10:40 amLord Justice Leveson, the judge leading the inquiry, intervened in questioning to ask Murdoch why he didn't ask how phone hacking happened and why wasn't it picked up?
Murdoch replied that he had asked editors to look at what had gone wrong and understood that existing internal controls had failed.
He deflected questions about News Corp's political influence.
Asked about the appointment of Sun Editor Dominic Mohan, who moved the newspaper away from the Labour Party toward the Conservative Party, he maintained that he didn't ask about Mohan's political opinions before his appointment. He added that his father Rupert and former chief executive Rebekah Brooks were mainly responsible for this appointment—often thought of as one of the most powerful in UK media.

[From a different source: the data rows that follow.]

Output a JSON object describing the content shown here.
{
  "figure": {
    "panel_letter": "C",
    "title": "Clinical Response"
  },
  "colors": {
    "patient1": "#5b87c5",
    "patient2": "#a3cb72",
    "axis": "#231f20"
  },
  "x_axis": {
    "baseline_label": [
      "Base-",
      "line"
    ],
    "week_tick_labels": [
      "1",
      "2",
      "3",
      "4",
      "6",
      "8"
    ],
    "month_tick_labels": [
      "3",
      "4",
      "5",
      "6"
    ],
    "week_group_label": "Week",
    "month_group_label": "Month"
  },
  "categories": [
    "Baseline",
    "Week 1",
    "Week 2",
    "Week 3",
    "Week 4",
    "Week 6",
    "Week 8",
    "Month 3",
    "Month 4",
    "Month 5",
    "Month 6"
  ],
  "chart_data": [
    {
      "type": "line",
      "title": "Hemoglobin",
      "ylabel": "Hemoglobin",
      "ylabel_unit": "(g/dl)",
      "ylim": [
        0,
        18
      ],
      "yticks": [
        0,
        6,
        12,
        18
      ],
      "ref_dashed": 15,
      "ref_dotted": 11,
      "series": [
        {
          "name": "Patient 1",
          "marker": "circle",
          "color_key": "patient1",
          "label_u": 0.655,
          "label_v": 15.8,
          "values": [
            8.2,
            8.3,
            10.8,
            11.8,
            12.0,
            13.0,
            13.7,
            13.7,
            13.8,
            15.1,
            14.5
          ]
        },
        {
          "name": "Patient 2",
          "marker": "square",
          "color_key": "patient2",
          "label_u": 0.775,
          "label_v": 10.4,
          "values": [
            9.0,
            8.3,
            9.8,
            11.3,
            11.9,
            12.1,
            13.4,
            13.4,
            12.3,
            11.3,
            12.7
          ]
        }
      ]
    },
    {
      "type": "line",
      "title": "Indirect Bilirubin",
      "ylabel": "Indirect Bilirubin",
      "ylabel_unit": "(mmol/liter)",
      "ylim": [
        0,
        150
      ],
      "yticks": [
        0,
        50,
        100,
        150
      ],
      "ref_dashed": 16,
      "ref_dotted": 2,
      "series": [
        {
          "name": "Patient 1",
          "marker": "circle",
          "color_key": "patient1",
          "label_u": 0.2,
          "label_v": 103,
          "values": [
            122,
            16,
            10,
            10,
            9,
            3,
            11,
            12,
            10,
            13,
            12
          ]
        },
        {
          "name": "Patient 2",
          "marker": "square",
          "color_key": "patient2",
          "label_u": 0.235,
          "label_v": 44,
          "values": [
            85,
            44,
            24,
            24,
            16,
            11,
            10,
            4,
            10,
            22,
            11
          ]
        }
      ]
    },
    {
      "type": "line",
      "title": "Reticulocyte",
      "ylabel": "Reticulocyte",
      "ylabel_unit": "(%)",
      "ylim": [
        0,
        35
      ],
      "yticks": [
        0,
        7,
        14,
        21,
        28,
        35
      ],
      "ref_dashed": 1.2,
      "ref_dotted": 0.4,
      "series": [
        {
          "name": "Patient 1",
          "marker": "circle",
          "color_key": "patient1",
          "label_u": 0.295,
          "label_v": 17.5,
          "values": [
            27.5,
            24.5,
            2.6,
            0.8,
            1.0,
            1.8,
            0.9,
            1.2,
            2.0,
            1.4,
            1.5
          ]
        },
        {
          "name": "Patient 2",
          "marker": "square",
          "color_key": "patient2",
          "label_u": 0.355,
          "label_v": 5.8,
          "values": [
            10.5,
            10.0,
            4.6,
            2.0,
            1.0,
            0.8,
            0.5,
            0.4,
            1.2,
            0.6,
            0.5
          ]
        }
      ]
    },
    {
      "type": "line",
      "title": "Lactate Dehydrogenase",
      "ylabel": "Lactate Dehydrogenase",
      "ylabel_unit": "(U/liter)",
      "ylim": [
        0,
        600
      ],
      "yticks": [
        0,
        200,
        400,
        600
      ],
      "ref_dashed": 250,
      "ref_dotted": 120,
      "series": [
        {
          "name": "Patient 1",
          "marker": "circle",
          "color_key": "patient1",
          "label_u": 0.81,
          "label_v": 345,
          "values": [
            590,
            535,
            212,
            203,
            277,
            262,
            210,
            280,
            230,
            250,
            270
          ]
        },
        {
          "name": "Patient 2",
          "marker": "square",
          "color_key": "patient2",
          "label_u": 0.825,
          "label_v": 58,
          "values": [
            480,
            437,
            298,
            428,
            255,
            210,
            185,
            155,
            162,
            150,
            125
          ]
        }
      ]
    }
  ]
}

Brooks was arrested in March.
10:20 am James Murdoch looked relaxed and confident as he sat down to give evidence this morning. He kicked off his testimony with some specifics about his early career.
Murdoch admitted early on that the control systems at News International failed while he was heading the business.
He added that he didn't read the News of the World cover to cover every week and didn't spot stories which could have been obtained illegally.
Murdoch appeared to be shifting the blame to Tom Crone and other lawyers at News International by stating that he hoped having legal managers in every newsroom would have kept the papers on the right track.